Dark didn’t stop the fun, though. Dark brought ghost stories, and light as a feather, and Bloody Mary, and TV…sometimes.

I remember childhood in small town USA and I smile.

But one of the girls added to the group didn’t smile.

Her first post was “I didn’t really know you people and you made my life hell, why would I want to be in this group?”

The responses were fast: That was 20 years ago, get over it, and I’m sorry, and if you feel that way get off the group, and you’re right, and facebook allows people to apologize and give you peace over those times.

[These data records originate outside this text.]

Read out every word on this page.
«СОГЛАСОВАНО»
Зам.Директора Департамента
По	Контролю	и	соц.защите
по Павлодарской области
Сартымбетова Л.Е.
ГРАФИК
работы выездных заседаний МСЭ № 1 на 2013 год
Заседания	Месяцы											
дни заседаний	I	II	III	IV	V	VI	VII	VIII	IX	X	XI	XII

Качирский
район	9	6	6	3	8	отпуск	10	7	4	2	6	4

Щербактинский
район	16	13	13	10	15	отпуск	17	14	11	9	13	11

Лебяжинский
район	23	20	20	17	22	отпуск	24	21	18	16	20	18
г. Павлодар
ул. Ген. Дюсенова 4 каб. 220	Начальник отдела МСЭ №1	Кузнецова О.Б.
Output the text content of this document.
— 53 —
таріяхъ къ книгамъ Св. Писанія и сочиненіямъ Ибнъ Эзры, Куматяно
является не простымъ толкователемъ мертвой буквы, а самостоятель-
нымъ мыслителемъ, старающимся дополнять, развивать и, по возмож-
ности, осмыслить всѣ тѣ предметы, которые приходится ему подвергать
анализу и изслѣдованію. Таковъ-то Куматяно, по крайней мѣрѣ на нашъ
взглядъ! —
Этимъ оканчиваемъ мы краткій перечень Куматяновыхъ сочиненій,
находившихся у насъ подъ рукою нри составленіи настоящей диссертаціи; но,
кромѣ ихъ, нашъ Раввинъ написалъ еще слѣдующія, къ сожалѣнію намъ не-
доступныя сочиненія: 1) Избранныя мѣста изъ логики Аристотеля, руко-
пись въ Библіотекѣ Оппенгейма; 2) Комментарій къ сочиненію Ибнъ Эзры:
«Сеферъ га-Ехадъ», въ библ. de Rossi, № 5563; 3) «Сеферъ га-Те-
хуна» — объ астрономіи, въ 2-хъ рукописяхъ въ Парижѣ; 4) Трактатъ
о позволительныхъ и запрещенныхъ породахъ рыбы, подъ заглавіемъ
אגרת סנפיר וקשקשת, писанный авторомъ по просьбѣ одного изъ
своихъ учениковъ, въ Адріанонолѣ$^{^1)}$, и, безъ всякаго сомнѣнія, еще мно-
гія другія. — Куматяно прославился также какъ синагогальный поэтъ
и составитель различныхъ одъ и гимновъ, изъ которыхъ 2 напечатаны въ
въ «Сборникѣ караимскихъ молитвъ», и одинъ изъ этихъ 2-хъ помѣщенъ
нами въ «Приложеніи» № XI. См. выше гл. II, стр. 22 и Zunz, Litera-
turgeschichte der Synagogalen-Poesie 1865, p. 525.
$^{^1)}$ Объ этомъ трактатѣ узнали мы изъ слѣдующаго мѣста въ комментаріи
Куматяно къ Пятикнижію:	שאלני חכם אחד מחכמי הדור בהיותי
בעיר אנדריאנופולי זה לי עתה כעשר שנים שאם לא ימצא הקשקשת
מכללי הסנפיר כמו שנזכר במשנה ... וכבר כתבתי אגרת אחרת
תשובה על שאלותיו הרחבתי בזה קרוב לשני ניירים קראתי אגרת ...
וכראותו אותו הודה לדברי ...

The girl did take herself off our hometown group, but I couldn’t help but think about how intense her emotions were 20 years later. She made sure people knew this wasn’t something she spent time thinking about, she’d moved on, was a success in life now, but that reminder of school years put her right back in that place she’d been when she lived in our town.

We talk about bullying today as if it’s something new. It’s not. Kids can be mean. They can be brutal. And adults have often turned away and let it happen.

I’m going to enjoy looking back on the memories of days gone by as I look at the facebook group, but I’m going to take a lesson from it, too. Our schools can be a place of fun and family, but they can also be a place that hurts. I want to make my class one where hurt is rare.

Sad Day

A couple weeks ago while we were at Publications Camp, a girl connected to several of the students killed herself.

It’s not the kind of phone call you want your kids to get. It’s a phone call that takes place all too often these days.

The girl, a kid in high school, was a victim of cyber-bullying, but she was also fighting depression.

So often teenagers are told their depression isn’t real, that they’ll “get over it,” but in the moment, that promise of being fine one day seems more of a fairy tale than truth.

Last year we did a story in the newspaper about how social networking has made bullying so much worse. Used to you might have trouble with a handful of kids. Now that handful can be hundreds. If the person being bullied has a smart phone, that’s non-stop harassment about their clothes or their hair or their sexual preference or their choice of music or who stole whose boyfriend and who’s a skank-ho. When I was a kid, you could walk away, today the bullying follows you everywhere you go.

I didn’t know the girl who took her life. She didn’t go to my school. But I’ve seen plenty of others like her, just getting by, trying to hold on to the idea that it will get better some day.

We’ll definitely be doing another cyber-bullying story this year. Until it stops, we’ve got to.